The church-run program follows guidelines already being used in Alabama public schools.
"The only difference is it's a faith-based organization," said Crystal Spivey, director of the Birmingham Abstinence Education Program. "It doesn't mean there's an opportunity to inject religion. We have to meet the same guidelines as anyone else providing social services."
For nine years, Alabama has participated in a federal abstinence program, say state officials who credit such classes with helping reduce teen pregnancy.
There's nothing wrong with a church teaching the abstinence program "as long as they are following the content guidelines for each grade," said Michael Sibley, spokesman for the Alabama Department of Education.
"In a lot of communities, they would be the entity that can go through doors," said Dr. Tom Miller, an obstetrician who serves as assistant state health officer for the Alabama Department of Public Health.
"The one thing that has to be taught is abstinence, according to the Alabama Course of Study for Health Education," Sibley said. "They have to include abstinence as an option."
There were 7,903 babies born to teens in 2005, a drop from 8,259 in 2004. That continues a decade of overall decline, with 2004 the only year since 1994 to see an increase in teen births.
Spivey said the church's program is consistent with what the state requires.
The program does not mention God or the Bible.
"That's strictly prohibited," Spivey said. "We cannot inject any religious activity. It's based on the curriculum itself."

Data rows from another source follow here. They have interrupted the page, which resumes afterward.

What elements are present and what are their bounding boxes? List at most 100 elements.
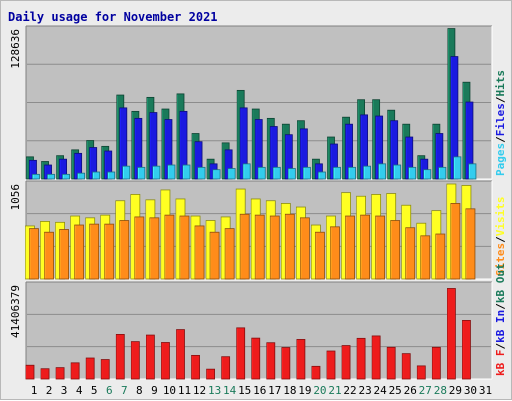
bar-kb_f-day-7 (115, 334, 125, 380)
bar-pages-day-30 (468, 163, 477, 180)
chart-title: Daily usage for November 2021 (8, 10, 218, 24)
bar-pages-day-6 (107, 171, 116, 180)
bar-pages-day-26 (408, 166, 417, 180)
x-tick-label-13: 13 (208, 384, 221, 397)
bar-kb_f-day-28 (431, 346, 441, 380)
bar-pages-day-15 (242, 163, 251, 180)
bar-sites-day-5 (89, 223, 100, 280)
bar-sites-day-8 (134, 216, 145, 280)
bar-pages-day-24 (378, 163, 387, 180)
bar-pages-day-22 (348, 166, 356, 180)
bar-pages-day-25 (393, 164, 402, 180)
bar-kb_f-day-20 (311, 365, 321, 380)
x-tick-label-10: 10 (163, 384, 176, 397)
x-tick-label-16: 16 (253, 384, 266, 397)
bar-pages-day-27 (423, 169, 432, 180)
x-tick-label-1: 1 (31, 384, 38, 397)
bar-pages-day-17 (272, 166, 281, 180)
x-tick-label-30: 30 (464, 384, 477, 397)
x-tick-label-24: 24 (374, 384, 388, 397)
legend-item-sites: Sites (494, 243, 507, 276)
bar-kb_f-day-26 (401, 353, 411, 380)
legend-text: kB F/kB In/kB Out (494, 263, 507, 376)
bar-pages-day-29 (453, 156, 462, 180)
bar-kb_f-day-25 (386, 346, 396, 380)
bar-kb_f-day-6 (100, 359, 110, 380)
bar-kb_f-day-14 (221, 356, 231, 380)
legend-item-sep1: / (494, 343, 507, 350)
bar-pages-day-20 (318, 171, 326, 180)
bar-pages-day-4 (77, 172, 86, 180)
x-tick-label-20: 20 (313, 384, 326, 397)
bar-sites-day-1 (29, 228, 39, 280)
bar-sites-day-26 (405, 227, 416, 280)
bar-pages-day-3 (62, 173, 70, 180)
bar-pages-day-23 (363, 165, 372, 180)
bar-sites-day-3 (59, 229, 69, 280)
bar-sites-day-6 (104, 223, 115, 280)
bar-sites-day-13 (209, 231, 220, 280)
bar-sites-day-24 (375, 215, 386, 280)
x-tick-label-15: 15 (238, 384, 251, 397)
x-tick-label-28: 28 (434, 384, 447, 397)
bar-sites-day-25 (390, 220, 401, 280)
legend-item-sep1: / (494, 236, 507, 243)
bar-sites-day-10 (164, 214, 175, 280)
bar-kb_f-day-30 (462, 320, 471, 380)
bar-kb_f-day-1 (25, 364, 35, 380)
legend-item-sep1: / (494, 136, 507, 143)
bar-kb_f-day-18 (281, 347, 291, 380)
bar-kb_f-day-8 (130, 341, 140, 380)
bar-kb_f-day-11 (176, 329, 185, 380)
legend-item-kb_f: kB F (494, 350, 507, 377)
bar-kb_f-day-16 (251, 337, 261, 380)
legend-item-visits: Visits (494, 197, 507, 237)
x-tick-label-22: 22 (343, 384, 356, 397)
x-tick-label-2: 2 (46, 384, 53, 397)
bar-sites-day-15 (239, 213, 250, 280)
bar-sites-day-23 (360, 214, 371, 280)
bar-kb_f-day-21 (326, 350, 336, 380)
bar-pages-day-19 (302, 166, 311, 180)
bar-sites-day-20 (315, 231, 325, 280)
bar-sites-day-17 (269, 215, 280, 280)
bar-pages-day-16 (257, 166, 266, 180)
bar-sites-day-16 (254, 214, 265, 280)
bar-pages-day-8 (137, 166, 146, 180)
x-tick-label-5: 5 (91, 384, 98, 397)
legend-text: Pages/Files/Hits (494, 70, 507, 176)
bar-pages-day-12 (197, 166, 206, 180)
bar-kb_f-day-19 (296, 339, 306, 380)
x-axis: 1 2 3 4 5 6 7 8 9 10 11 12 13 14 15 16 17 18 19 20 21 22 23 24 2… (31, 384, 492, 397)
x-tick-label-11: 11 (178, 384, 191, 397)
x-tick-label-18: 18 (283, 384, 296, 397)
panel-middle: 1056 Sites/Visits (9, 180, 507, 280)
legend-middle: Sites/Visits (494, 197, 507, 277)
x-tick-label-17: 17 (268, 384, 281, 397)
bar-kb_f-day-24 (371, 335, 381, 380)
bar-sites-day-14 (224, 228, 235, 280)
bar-sites-day-29 (450, 203, 461, 280)
bar-pages-day-1 (32, 173, 40, 180)
bar-sites-day-2 (44, 231, 54, 280)
bar-pages-day-18 (287, 168, 296, 180)
bar-kb_f-day-29 (446, 288, 456, 380)
legend-item-files: Files (494, 103, 507, 136)
bar-sites-day-7 (119, 220, 130, 280)
x-tick-label-8: 8 (136, 384, 143, 397)
bar-sites-day-28 (435, 233, 446, 280)
bar-kb_f-day-13 (206, 368, 216, 380)
legend-top: Pages/Files/Hits (494, 70, 507, 176)
legend-text: Sites/Visits (494, 197, 507, 277)
bar-kb_f-day-22 (341, 345, 351, 380)
bar-kb_f-day-5 (85, 357, 95, 380)
bar-pages-day-28 (438, 166, 447, 180)
bar-sites-day-18 (284, 213, 295, 280)
bar-sites-day-27 (420, 235, 431, 280)
bar-sites-day-19 (299, 217, 310, 280)
x-tick-label-26: 26 (404, 384, 417, 397)
bar-kb_f-day-9 (145, 334, 155, 380)
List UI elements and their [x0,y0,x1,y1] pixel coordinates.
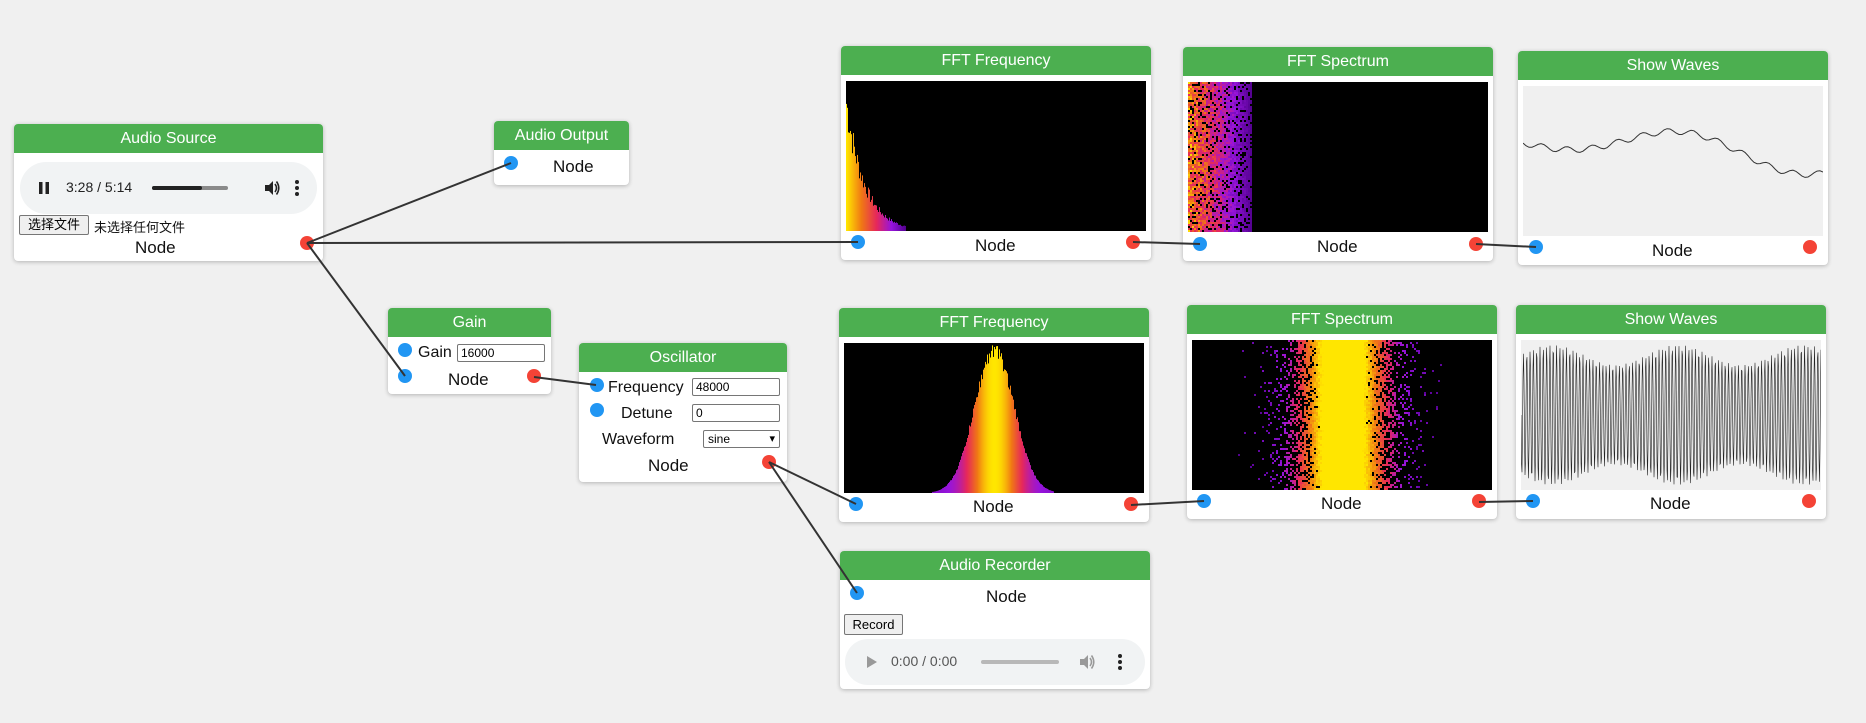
gain-node[interactable]: Gain Gain Node [388,308,551,394]
node-label: Node [1652,241,1693,260]
detune-param-port[interactable] [590,403,604,417]
output-port[interactable] [1802,494,1816,508]
node-title[interactable]: Show Waves [1518,51,1828,80]
choose-file-button[interactable]: 选择文件 [19,215,89,235]
spectrum-canvas [1192,340,1492,490]
output-port[interactable] [1124,497,1138,511]
player-time: 3:28 / 5:14 [66,179,133,195]
frequency-label: Frequency [608,379,684,396]
node-label: Node [1317,237,1358,256]
output-port[interactable] [1126,235,1140,249]
wire-source-to-output [306,162,512,244]
node-title[interactable]: FFT Spectrum [1187,305,1497,334]
player-time: 0:00 / 0:00 [891,653,958,669]
waveform-select[interactable]: sine ▾ [703,430,780,448]
volume-icon[interactable] [1078,653,1096,671]
detune-input[interactable] [692,404,780,422]
gain-input[interactable] [457,344,545,362]
input-port[interactable] [849,497,863,511]
input-port[interactable] [850,586,864,600]
gain-label: Gain [418,344,452,361]
output-port[interactable] [762,455,776,469]
waveform-canvas [1523,86,1823,236]
detune-label: Detune [621,405,673,422]
fft-frequency-node-top[interactable]: FFT Frequency Node [841,46,1151,260]
waveform-canvas [1521,340,1821,490]
frequency-input[interactable] [692,378,780,396]
output-port[interactable] [1803,240,1817,254]
node-title[interactable]: FFT Frequency [839,308,1149,337]
node-title[interactable]: Show Waves [1516,305,1826,334]
play-icon[interactable] [866,655,878,669]
fft-spectrum-node-bottom[interactable]: FFT Spectrum Node [1187,305,1497,519]
frequency-param-port[interactable] [590,378,604,392]
input-port[interactable] [1197,494,1211,508]
output-port[interactable] [300,236,314,250]
audio-player[interactable]: 3:28 / 5:14 [20,162,317,214]
waveform-label: Waveform [602,431,675,448]
frequency-canvas [846,81,1146,231]
audio-recorder-node[interactable]: Audio Recorder Node Record 0:00 / 0:00 [840,551,1150,689]
node-label: Node [1650,494,1691,513]
node-label: Node [553,157,594,176]
fft-spectrum-node-top[interactable]: FFT Spectrum Node [1183,47,1493,261]
node-label: Node [135,238,176,257]
node-title[interactable]: Audio Output [494,121,629,150]
input-port[interactable] [1526,494,1540,508]
volume-icon[interactable] [263,179,281,197]
node-title[interactable]: Audio Recorder [840,551,1150,580]
node-title[interactable]: Audio Source [14,124,323,153]
node-label: Node [973,497,1014,516]
seek-bar-progress [152,186,203,190]
node-label: Node [1321,494,1362,513]
node-label: Node [648,456,689,475]
node-label: Node [975,236,1016,255]
frequency-canvas [844,343,1144,493]
show-waves-node-bottom[interactable]: Show Waves Node [1516,305,1826,519]
record-button[interactable]: Record [844,614,903,635]
output-port[interactable] [1472,494,1486,508]
pause-icon[interactable] [37,181,51,195]
output-port[interactable] [527,369,541,383]
wire-source-to-fft-freq-top [306,241,859,244]
input-port[interactable] [398,369,412,383]
audio-source-node[interactable]: Audio Source 3:28 / 5:14 选择文件 未选择任何文件 No… [14,124,323,261]
audio-output-node[interactable]: Audio Output Node [494,121,629,185]
input-port[interactable] [504,156,518,170]
waveform-selected-value: sine [708,432,731,446]
fft-frequency-node-bottom[interactable]: FFT Frequency Node [839,308,1149,522]
node-label: Node [448,370,489,389]
recorder-player[interactable]: 0:00 / 0:00 [845,639,1145,685]
node-title[interactable]: Oscillator [579,343,787,372]
input-port[interactable] [851,235,865,249]
input-port[interactable] [1193,237,1207,251]
node-title[interactable]: Gain [388,308,551,337]
node-title[interactable]: FFT Frequency [841,46,1151,75]
more-icon[interactable] [294,179,300,197]
file-status: 未选择任何文件 [94,220,186,235]
node-label: Node [986,587,1027,606]
input-port[interactable] [1529,240,1543,254]
seek-bar[interactable] [981,660,1059,664]
oscillator-node[interactable]: Oscillator Frequency Detune Waveform sin… [579,343,787,482]
show-waves-node-top[interactable]: Show Waves Node [1518,51,1828,265]
spectrum-canvas [1188,82,1488,232]
output-port[interactable] [1469,237,1483,251]
more-icon[interactable] [1117,653,1123,671]
chevron-down-icon: ▾ [769,433,775,445]
gain-param-port[interactable] [398,343,412,357]
node-title[interactable]: FFT Spectrum [1183,47,1493,76]
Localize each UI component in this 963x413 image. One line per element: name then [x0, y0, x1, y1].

Spivey, who has a doctorate in maternal and child health care from UAB, said she knows some experts think the schools should be instructing teens how to put on condoms.
This program doesn't do that, but it doesn't avoid the subject, either, she said.
Jamica Bolton, assistant director of the program, said there is open discussion of contraceptives.
"We don't promote it," she said. "We don't tell them not to."
During classes, children watch videos that feature interviews with teen parents and follow along in a study guide from the "Choosing the Best" curriculum that is standard in many Alabama public school classrooms.
"We just provide them the facts and encourage them to make the best choices," Bolton said.
New Hope's program includes workshops for parents, who learn much of the same material about STDs and birth control that their children are being taught.
"The schools have been receptive, and the parents have been as well," Bolton said.
Spivey said more than 8,700 students a year will go through the program, which includes West End, Carver and Jackson-Olin high schools and all the middle schools that feed into them.
"One of the consequences of having sex is you can become a teenage mother," Tracy Harris, one of the facilitators, said after the class watched a video interview of teen parents.
That led to a discussion of the costs and responsibilities of raising a baby.
"They cry, they sleep, they eat; what else?" Harris asked.
"You have to pay for day care," one girl offered.
"You have to show the baby love," said Adam Knox, 13.
Clarke and Harris described the symptoms and treatment of the most common of more than 25 sexually transmitted diseases and other consequences of risky sexual behavior.
"For any of the viral STDs, there is no cure," Clarke said.
Students took turns reading facts aloud from the textbook.
The instructors discussed the drawbacks of various birth-control methods, noting that none is 100 percent effective.
"There's no guarantee you won't get pregnant if you use a condom," Harris said.
The regular classroom teacher, Keisha Cooper-Owens, said the week of daily sex education classes seemed to make an impression on students.
"I hear them talking about it after class," she said.